When I shared my techno-overwhelm with my kids, 13 and 14, they gave me big, technology-desensitized stares and told me I was overreacting. At least that’s what I think they said, but I couldn’t tell for sure over the blare of the advertisement that played at the start of the YouTube clip my son was accessing from my iPhone. I was left alone to wrestle with the idea that all the new audio/visual communication stimulation is rapidly getting old.
I have an ongoing fantasy that centers around my going on a long trip to a faraway land where I cannot be bothered by technology. When I recently watched the movie “Unbroken” on the big screen, I caught myself envying the three shot down WWII plane guys stranded at sea in an inflatable boat because they DIDN’T have to have contact with anyone. That should tell you something.
Such nostalgic thoughts take me back to a simpler time when my stand-alone answering machine, with its teeny-tiny cassette tapes, was the most high-tech item I owned. Although my cutting-edge joy over the device’s convenience was short-lived due to a stalker leaving sexually-threatening messages on it, my point is the device was quietly parked on my kitchen counter until I chose to interact with it.
The same can’t be said for many of today’s personally-intrusive, carry-with-you-everywhere devices, which have resulted in people constantly calling, texting, emailing, tweeting, poking and prodding one another. Mostly because they can.
If there’s something that’s been lost in communication, besides peace and quiet, it’s the difference between urgent and important. Everything allegedly needs immediate attention because we now have 24/7 access. But that doesn’t make it important.
To satisfy our growing societal need for immediate gratification, even the medical field has acquiesced by establishing “immediate” care establishments on every other corner. The fact some of these are located in malls says it all, doesn’t it? One-stop instant answer shopping.
Part of the driving force behind the immediate care concept was what was observed unfolding in emergency rooms across the country: the emerging definition of “emergency” broadening to include pink-eye, colds and ingrown toenails, an outgrowth of our increasingly faulty national belief we are too special to wait. For anything.
Several years ago I attempted to call a colleague in the counseling field, but his receptionist said he was in session and therefore unavailable. “Can I have his voicemail or leave a message?” was my next question. To my surprise, I was told no, you either catch him or you don’t, but he didn’t deal with messages. One could only wish!

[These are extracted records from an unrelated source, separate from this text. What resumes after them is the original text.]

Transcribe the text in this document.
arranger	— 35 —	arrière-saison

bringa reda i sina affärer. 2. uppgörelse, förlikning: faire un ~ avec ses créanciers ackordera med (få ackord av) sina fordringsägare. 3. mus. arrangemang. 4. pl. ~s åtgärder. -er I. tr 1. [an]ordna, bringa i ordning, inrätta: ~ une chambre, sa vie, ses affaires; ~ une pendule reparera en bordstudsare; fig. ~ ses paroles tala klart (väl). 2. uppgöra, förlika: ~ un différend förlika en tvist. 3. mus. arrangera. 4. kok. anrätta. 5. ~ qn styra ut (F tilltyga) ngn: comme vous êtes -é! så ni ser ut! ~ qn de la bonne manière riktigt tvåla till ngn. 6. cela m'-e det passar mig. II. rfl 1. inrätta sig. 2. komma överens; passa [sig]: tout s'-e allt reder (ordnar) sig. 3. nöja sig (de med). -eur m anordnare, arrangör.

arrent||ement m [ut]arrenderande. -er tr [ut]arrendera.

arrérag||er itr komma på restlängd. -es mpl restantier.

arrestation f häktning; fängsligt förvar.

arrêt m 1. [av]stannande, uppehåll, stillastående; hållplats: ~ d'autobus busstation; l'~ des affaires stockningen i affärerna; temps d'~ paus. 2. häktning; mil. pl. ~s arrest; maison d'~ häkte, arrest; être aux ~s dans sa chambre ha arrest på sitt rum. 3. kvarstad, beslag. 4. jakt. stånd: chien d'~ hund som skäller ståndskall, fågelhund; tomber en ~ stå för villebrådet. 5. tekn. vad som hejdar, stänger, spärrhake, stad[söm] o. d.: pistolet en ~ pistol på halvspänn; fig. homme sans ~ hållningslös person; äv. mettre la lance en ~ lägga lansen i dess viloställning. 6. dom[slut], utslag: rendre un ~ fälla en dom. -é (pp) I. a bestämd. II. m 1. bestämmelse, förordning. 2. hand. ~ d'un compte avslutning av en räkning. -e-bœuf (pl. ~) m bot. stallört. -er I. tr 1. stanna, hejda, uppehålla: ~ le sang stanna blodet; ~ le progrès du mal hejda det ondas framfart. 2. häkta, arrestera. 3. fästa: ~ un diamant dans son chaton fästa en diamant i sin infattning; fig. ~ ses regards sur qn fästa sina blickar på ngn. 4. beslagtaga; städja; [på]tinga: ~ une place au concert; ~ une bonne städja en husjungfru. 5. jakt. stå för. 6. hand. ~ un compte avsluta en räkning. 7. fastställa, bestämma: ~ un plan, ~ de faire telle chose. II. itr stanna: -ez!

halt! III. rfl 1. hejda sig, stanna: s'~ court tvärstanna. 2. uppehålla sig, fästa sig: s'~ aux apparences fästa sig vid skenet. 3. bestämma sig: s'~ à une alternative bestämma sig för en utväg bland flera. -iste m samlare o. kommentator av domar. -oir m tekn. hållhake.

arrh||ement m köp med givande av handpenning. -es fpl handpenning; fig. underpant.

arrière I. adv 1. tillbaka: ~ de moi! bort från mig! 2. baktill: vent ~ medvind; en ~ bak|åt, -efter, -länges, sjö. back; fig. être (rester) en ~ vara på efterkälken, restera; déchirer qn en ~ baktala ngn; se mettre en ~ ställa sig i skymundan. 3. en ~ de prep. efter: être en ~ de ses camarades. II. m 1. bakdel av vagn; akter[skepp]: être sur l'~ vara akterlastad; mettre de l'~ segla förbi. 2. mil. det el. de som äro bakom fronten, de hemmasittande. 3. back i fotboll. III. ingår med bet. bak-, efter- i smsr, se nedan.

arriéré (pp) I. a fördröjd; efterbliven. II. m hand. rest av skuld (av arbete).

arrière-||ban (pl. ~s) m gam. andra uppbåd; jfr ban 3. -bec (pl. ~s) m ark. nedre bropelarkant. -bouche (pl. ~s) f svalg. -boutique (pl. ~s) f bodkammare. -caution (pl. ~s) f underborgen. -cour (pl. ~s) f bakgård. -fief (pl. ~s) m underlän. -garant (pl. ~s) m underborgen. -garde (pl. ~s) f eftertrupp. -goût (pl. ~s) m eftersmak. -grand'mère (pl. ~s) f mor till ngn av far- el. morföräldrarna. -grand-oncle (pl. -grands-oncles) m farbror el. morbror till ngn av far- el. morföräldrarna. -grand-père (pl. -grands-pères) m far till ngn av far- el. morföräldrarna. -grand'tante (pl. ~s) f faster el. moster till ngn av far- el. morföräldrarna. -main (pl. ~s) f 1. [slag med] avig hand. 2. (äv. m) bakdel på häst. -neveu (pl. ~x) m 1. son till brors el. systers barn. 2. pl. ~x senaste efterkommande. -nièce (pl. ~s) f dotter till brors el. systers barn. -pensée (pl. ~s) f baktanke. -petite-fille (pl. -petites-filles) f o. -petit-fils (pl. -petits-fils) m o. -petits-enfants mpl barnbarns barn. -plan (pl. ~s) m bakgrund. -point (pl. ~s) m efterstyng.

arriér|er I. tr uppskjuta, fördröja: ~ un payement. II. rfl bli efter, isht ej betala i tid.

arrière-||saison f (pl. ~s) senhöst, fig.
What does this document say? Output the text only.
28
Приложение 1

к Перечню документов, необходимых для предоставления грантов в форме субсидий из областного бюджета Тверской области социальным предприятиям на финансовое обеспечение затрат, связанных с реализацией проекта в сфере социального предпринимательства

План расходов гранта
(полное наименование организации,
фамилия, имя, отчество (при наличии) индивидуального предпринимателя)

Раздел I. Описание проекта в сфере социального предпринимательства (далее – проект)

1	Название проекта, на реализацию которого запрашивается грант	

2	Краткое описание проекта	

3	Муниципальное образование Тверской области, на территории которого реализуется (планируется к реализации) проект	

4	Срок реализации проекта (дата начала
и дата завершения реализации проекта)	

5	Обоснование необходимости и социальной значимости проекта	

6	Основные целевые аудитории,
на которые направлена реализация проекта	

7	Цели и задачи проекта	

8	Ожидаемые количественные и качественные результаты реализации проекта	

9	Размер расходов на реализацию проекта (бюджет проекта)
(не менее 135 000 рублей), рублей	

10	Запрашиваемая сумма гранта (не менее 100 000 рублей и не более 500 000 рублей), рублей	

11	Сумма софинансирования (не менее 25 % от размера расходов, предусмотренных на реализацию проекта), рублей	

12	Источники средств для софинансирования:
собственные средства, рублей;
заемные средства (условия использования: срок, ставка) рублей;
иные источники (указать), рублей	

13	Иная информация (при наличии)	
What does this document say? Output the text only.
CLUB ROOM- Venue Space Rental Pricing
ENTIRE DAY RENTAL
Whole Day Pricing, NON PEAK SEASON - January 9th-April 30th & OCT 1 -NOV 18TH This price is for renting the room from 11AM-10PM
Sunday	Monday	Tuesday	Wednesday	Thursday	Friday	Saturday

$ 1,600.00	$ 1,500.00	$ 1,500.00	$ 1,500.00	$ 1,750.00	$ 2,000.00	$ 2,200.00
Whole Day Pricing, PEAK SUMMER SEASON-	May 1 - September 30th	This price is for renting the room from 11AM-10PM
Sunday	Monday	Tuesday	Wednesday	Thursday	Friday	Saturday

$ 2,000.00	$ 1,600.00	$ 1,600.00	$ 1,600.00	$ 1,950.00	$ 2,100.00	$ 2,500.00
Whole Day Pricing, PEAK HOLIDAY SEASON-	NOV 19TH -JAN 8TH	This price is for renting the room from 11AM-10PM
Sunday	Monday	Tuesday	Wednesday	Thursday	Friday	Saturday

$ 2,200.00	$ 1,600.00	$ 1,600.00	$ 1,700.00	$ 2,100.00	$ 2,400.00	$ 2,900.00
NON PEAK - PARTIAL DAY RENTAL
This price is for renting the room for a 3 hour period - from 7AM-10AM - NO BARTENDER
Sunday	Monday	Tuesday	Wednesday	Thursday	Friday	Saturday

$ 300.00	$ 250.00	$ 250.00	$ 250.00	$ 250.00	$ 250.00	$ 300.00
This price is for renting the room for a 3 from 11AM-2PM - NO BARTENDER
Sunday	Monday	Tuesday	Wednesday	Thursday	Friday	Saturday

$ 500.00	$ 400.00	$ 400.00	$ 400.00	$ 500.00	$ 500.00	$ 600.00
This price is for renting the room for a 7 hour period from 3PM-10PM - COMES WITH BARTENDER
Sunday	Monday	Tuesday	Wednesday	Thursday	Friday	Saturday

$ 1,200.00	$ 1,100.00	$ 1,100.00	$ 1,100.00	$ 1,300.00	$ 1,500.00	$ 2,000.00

At the time I thought, “What a selfish %$*@&!” But I have since mentally promoted to sainthood this man who refused to be universally available. And further to his credit, when you did get to talk with him, you received his undivided attention, an experience as rarely encountered anymore as it is highly desirable.
One of my favorite places to go as a child was my grandmother’s house. In addition to her wonderful cooking, what made it special was the visit represented a time-out amidst the pressures and distractions of life. No alarm went off on the cell phone she didn’t have while I was pouring out my heart and she was pouring out stovetop-stirred hot cocoa. If focus has become as hopelessly old-fashioned as that hot cocoa, I stand happily accused as archaic.